Authored by spatel on Jan 30 2015, 12:00 PM.

Details

Summary

This patch detects consecutive vector loads using the existing EltsFromConsecutiveLoads() logic. This fixes:
http://llvm.org/bugs/show_bug.cgi?id=22329

This patch effectively reverts the tablegen additions of D6492 / http://reviews.llvm.org/rL224344 ...which in hindsight were a horrible hack. :)

The test cases that were added with that patch are simply modified to load from varying offsets of a base pointer. These loads did not match the existing tablegen patterns.

A happy side effect of doing this optimization earlier is that we can now fold the load into a math op where possible; this is shown in some of the updated checks in the test file.

Diff Detail

Event Timeline

spatel updated this revision to Diff 19050.Jan 30 2015, 12:00 PM
spatel retitled this revision from to merge consecutive 16-byte loads into one 32-byte load (PR22329).
spatel updated this object.
spatel edited the test plan for this revision. (Show Details)
spatel added reviewers: delena, hfinkel, mkuper, RKSimon.
spatel added a subscriber: Unknown Object (MLST).
mkuper added inline comments.Feb 1 2015, 6:37 AM
lib/Target/X86/X86ISelLowering.cpp
6099

If I'm reading this correctly, before this change, if we got here, then the size of VT always matched the size of the found consecutive load (VT.getSizeInBits() == EltVt.getSizeInBits() * NumElems).
With this change, I think that no longer holds. The size of the consecutive load we find is LdVT.getSizeInBits() * Elts.size(), but there's no guarantee that this is actually the size of VT. The responsibility for ensuring this condition holds has moved to the caller.

I think we now need an additional check that the sizes indeed match.

13216

You probably also want to check that Idx is what you expect it to be.

spatel added inline comments.Feb 1 2015, 9:49 AM
lib/Target/X86/X86ISelLowering.cpp
6099

Previously, I think there was an implicit assumption that each of the Elts was a matching scalar load of VT.getVectorElementType(); this was safe assuming the Elts were extracted from a build_vector.

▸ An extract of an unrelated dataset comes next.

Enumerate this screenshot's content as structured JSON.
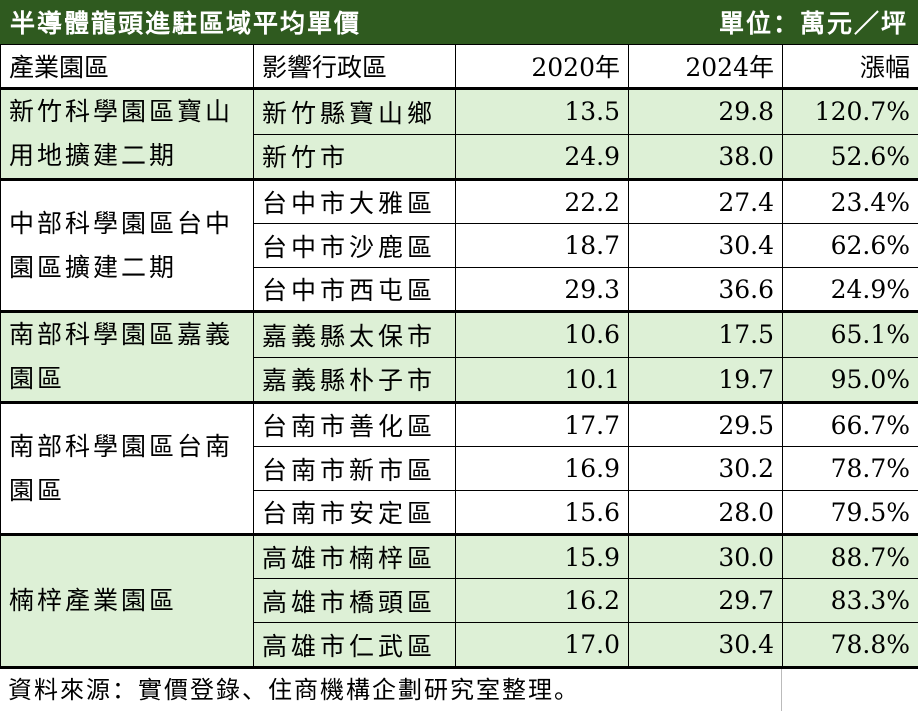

But yes, I agree. I will add a check inside the loop to confirm that each element matches the fractional size that we're expecting, and I will add a check after the loop to confirm that the cumulative size of the element loads matches the total size of the vector type (VT).

13216

Agree again - this is too lax. I will add checks to make sure that both insert_subvector indices match what we need.

spatel updated this revision to Diff 19112.Feb 1 2015, 10:10 AM
spatel updated this object.

Added type checks for loads. Added insertion index checks for both subvector instructions.
Thanks, Michael!

mkuper accepted this revision.Feb 3 2015, 2:02 AM
mkuper edited edge metadata.

LGTM

This revision is now accepted and ready to land.Feb 3 2015, 2:02 AM
This revision was automatically updated to reflect the committed changes.